Whitney Houston Live: Her Greatest Performances is a posthumous live album by American recording artist Whitney Houston. It was released on November 10, 2014 by Legacy Recordings, a division of Sony Music Entertainment.
Whitney Houston Live: Her Greatest Performances sold 22,000 copies in the week ending November 16. It entered at the top on the Top R&B Albums chart, second place on the R&B/Hip Hop chart, and number 19 on the Billboard 200.[6][7] This made Houston the first female artist to have a number one R&B album in four decades, later joined by Janet Jackson's Unbreakable a year later. 30% of the album sales were digital, the first time Houston has achieved that.[8][non-primary source needed]
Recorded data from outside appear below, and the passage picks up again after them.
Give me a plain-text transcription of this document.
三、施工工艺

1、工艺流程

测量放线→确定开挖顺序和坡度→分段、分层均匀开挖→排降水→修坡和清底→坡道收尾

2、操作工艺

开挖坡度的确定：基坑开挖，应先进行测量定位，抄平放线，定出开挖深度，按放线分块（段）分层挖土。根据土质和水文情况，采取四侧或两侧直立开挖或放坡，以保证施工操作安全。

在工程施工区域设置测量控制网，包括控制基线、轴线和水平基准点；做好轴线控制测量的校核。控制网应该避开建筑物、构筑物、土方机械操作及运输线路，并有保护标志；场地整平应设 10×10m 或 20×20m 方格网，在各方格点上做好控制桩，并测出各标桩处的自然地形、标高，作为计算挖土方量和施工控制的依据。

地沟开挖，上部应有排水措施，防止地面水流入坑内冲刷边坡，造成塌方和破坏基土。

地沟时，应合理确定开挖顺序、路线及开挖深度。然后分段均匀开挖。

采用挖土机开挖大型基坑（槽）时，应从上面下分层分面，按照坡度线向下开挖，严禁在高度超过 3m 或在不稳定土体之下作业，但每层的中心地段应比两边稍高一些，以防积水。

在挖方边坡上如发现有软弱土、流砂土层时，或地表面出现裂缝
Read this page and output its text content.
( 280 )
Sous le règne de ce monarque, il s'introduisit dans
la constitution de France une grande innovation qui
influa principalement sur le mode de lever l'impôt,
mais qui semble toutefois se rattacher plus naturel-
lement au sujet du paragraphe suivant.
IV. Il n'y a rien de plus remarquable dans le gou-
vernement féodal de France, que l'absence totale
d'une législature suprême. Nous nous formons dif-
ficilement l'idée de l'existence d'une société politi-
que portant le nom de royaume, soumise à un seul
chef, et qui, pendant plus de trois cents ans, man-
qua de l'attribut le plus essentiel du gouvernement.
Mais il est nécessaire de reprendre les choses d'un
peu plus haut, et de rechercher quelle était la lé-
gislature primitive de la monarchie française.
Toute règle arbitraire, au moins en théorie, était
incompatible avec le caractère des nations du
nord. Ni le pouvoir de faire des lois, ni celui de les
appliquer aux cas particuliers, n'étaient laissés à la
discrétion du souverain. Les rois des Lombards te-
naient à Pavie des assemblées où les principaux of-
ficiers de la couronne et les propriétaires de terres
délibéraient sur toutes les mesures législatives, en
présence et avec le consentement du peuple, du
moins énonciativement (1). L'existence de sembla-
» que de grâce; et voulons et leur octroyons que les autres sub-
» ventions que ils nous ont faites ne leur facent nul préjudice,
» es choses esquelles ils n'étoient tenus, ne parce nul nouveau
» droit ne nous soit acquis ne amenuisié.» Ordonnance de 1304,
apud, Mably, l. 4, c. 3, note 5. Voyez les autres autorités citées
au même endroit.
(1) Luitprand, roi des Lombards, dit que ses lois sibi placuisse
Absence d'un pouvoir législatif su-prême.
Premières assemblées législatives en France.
Whitney Houston Live: Her Greatest Performances received generally positive reviews from music critics. Giving it 5 stars, Jim Farber of the New York Daily News, praised the album saying, 'The recordings here—with their odd echoes, imperfect playing, and wavering ambiences—show that Houston performed even better without a net than with one. The performances also work wonders in disproving the image of her, in her shiniest years, as a too-perfect wax figure of a star.' He further added, 'Only in concert did Houston, who died in 2012, show the full range of her talent. Shorn of the studio’s confining arrangements and gauzy production, the Newark native had the freedom to display those hairpin turns of phrase, last-second switches in key and playful improvisations that rank her among the greatest singers of all time.' Glenn Gamboa of Newsday gave it Grade A and wrote, 'Houston was an extraordinary singer, an artist who rarely delivered a song the same way twice. Early on, her improvised inflections, her runs, her stops and starts—they all seemed brilliantly planned and elegantly executed. "Whitney Houston Live" documents how great the singer was before her death in 2012 and builds a strong case that her talent should outlast her tabloid exploits.'
Jeff Simon of the Buffalo News gave the album 4 stars and wrote, 'While three quarters of the female singers on TV singing contests seem to want to be Houston, what she does on this disc makes them all seem like kindergarten kids wiping their noses on their sleeves.' He further stated, 'She wasn’t long for this world. But when it came to stuff like this, find me anyone in her time that did it better. Maybe, if we’re lucky no one again will ever try.'
The Slant Magazine review noted that the song list, apart from a few obvious inclusions, was inexplicable and did little to showcase the range of Whitney Houston's live talent. Andrew Chan closes with the insight that "the myth of her perfection may make her studio work definitive, but at the height of her powers, Whitney was an artist born for the stage, where her voice could pour forth unrestrained by the limits of a booth."[5]